北朝鮮当局は人民生活向上という目標のもとキノコ工場を建設しているが、その費用を住民に転化しており住民の不満が高まっていると伝えられる。金正恩の人民生活関連の功績事業の一環で全国的に建設されているキノコ工場新設事業への動員に加え、建設費用まで強要しており、住民が二重苦にあえいでいると消息筋が伝えてきた。

北朝鮮両江道の消息筋は15日、デイリーNKとの通話で「住民生活のためにキノコ工場を建設するといって当局は足りない建設費用を住民に負担させている。住民は人民生活向上を理由に我々を汲ュことはしないでほしいと不満をあからさまに表している。恵山市剣山里辺りに建設されているキノコ工場建設に夏中住民が動員された。最近、気候が寒くなり工場建設が一時中断されたが、人民班長らは建設に必要な資金を納めるよう督励している。数日前、人民班会議でキノコ工場費用の問題が再度話題になり住民の意見が入り乱れた。一部の住民は『キノコ工場で生産されるキノコを食べる人間(幹部)が出せ。我々は納付しない代わりに食べない』という反応を見せている。一世帯当り6000ウォンが請求され、その日暮らしの家庭では『家族が飢え死にしそうな状態でキノコを食べる人間の心配までできない。金は出せない』と強く反発する住民もおり、人民班長も困っている」と伝えた。

咸鏡北道茂山の消息筋も最近、「茂山でも党の人民生活向上方針でキノコ工場建設が真っ最中。人民班と女盟(朝鮮民主女性同盟)はもちろん、学校の生徒まで午後の時間に建設現場に動員される。天気が寒くなり内部工事中心に進行されており、足りない資材の購入を住民の負担に回している。住民はこれに不満を募らせている。住民は『以前にもキノコ工場はあったが、キノコを食べたことがない。キノコが生産されると幹部を中心に供給され、一般住民は絵に描いた餅状態』と話している。
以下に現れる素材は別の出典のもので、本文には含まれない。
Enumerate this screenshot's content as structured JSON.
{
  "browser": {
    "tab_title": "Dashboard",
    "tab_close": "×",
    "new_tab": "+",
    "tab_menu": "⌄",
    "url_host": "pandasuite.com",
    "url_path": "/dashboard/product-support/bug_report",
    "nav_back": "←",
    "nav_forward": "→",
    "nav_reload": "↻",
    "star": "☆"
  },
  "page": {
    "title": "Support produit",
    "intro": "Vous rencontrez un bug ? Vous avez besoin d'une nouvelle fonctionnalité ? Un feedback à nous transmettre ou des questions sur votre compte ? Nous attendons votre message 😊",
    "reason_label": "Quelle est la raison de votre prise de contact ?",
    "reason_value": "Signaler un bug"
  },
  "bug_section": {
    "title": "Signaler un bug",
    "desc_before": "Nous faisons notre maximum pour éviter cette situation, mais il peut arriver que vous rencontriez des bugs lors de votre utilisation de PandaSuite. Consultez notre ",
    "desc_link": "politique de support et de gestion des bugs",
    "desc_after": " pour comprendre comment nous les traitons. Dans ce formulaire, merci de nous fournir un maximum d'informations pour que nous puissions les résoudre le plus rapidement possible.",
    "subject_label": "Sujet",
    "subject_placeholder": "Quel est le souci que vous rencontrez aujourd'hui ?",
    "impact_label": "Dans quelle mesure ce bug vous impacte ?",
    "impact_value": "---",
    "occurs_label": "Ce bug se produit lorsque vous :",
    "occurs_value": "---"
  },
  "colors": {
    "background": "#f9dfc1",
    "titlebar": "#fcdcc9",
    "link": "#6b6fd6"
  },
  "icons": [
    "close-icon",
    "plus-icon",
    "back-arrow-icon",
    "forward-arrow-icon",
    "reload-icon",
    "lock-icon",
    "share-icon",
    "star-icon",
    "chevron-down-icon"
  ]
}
最近、外国の映像と関連し検閲、監視が実施され、住民は精神的に苦しい時期を送っていたが、キノコ工場建設関連の資金調達により課題が与えられ住民の顔は険しい。キムチ漬けもろくに出来ない家庭にとって6000ウォンは大金。貧困層の家庭は人民班会議に欠席することもある」と伝えた。
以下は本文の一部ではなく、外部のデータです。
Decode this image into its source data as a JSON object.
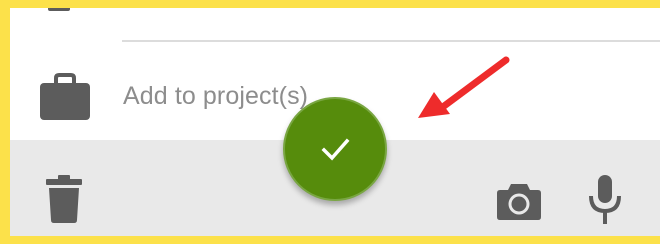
{
  "colors": {
    "frame": "#fce14a",
    "panel": "#ffffff",
    "bottom_bar": "#e9e9e9",
    "icon": "#5c5c5c",
    "fab": "#568c0c",
    "arrow": "#ee2b2b"
  },
  "form": {
    "project_field": {
      "icon": "briefcase-icon",
      "label": "Add to project(s)"
    }
  },
  "toolbar": {
    "delete_icon": "trash-icon",
    "camera_icon": "camera-icon",
    "mic_icon": "microphone-icon",
    "fab_icon": "checkmark-icon"
  },
  "annotation": {
    "icon": "red-arrow-annotation"
  }
}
北朝鮮は今年に入り、人民生活向上という目標を掲げ全国的にキノコ工場建設を推進している。金正恩が直接キノコの栽培及び向上を視察するなど、関心を見せ生産を奨励しているが、実際は一般住民に大きな負担となっている。

北朝鮮は伝統的に親人民的な国家事業を展開しているというプロパガンダ(宣伝)を行ってきた。しかし実際は住民生活向上とは程遠い、見かけだけの事業に過ぎないものがほとんどだったと消息筋らは指摘する。

14日付の労働新聞の「キノコ工場建設積極推進」という記事でも、こうした事実を確認することが出来る。両江道黄海南道地域で大々的にキノコ工場建設が推進されており、各界各層の住民が自発的に建設動員に参加しているという内容が掲載された。
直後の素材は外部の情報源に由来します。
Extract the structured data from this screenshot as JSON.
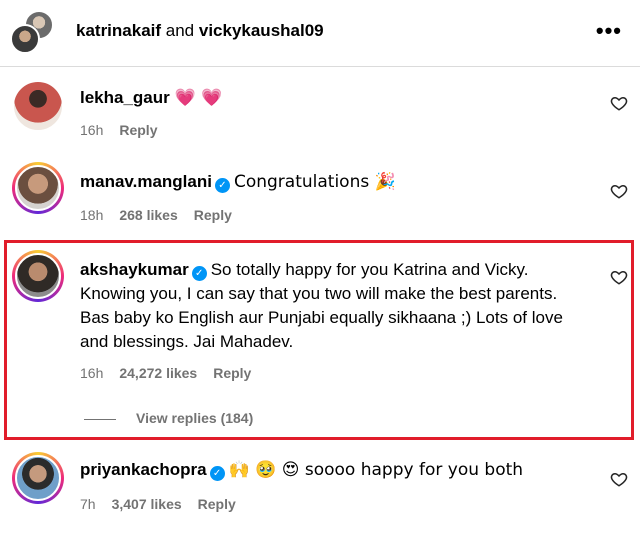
{
  "header": {
    "user1": "katrinakaif",
    "and": " and ",
    "user2": "vickykaushal09",
    "more": "•••"
  },
  "comments": [
    {
      "username": "lekha_gaur",
      "verified": false,
      "text": "💗 💗",
      "time": "16h",
      "likes": "",
      "reply": "Reply"
    },
    {
      "username": "manav.manglani",
      "verified": true,
      "text": "Congratulations 🎉",
      "time": "18h",
      "likes": "268 likes",
      "reply": "Reply"
    },
    {
      "username": "akshaykumar",
      "verified": true,
      "text": "So totally happy for you Katrina and Vicky. Knowing you, I can say that you two will make the best parents. Bas baby ko English aur Punjabi equally sikhaana ;) Lots of love and blessings. Jai Mahadev.",
      "time": "16h",
      "likes": "24,272 likes",
      "reply": "Reply",
      "view_replies": "View replies (184)"
    },
    {
      "username": "priyankachopra",
      "verified": true,
      "text": "🙌 🥹 😍 soooo happy for you both",
      "time": "7h",
      "likes": "3,407 likes",
      "reply": "Reply"
    }
  ],
  "icons": {
    "verified": "✓"
  }
}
同紙は「両江道と黄海南道でキノコ工場建設最終段階を精力的に推進している。両江道金正淑師範大学をはじめとする恵山市の大学・専門学校の生徒は、講義が終わると建設現場に向かい手伝っている。道人民保安局、道作家同盟委員会、金亨稷郡、大紅湍郡をはじめ複数の単位の労働者が後方物資を準備し建設者を鼓舞した」と付け加えた。

消息筋は「当局は全ての住民がキノコ工場建設に自発的、積極的だと宣伝しているが、宣伝とは異なり住民は様々な動員と建設費用強要で苦労が倍増している」と指摘した。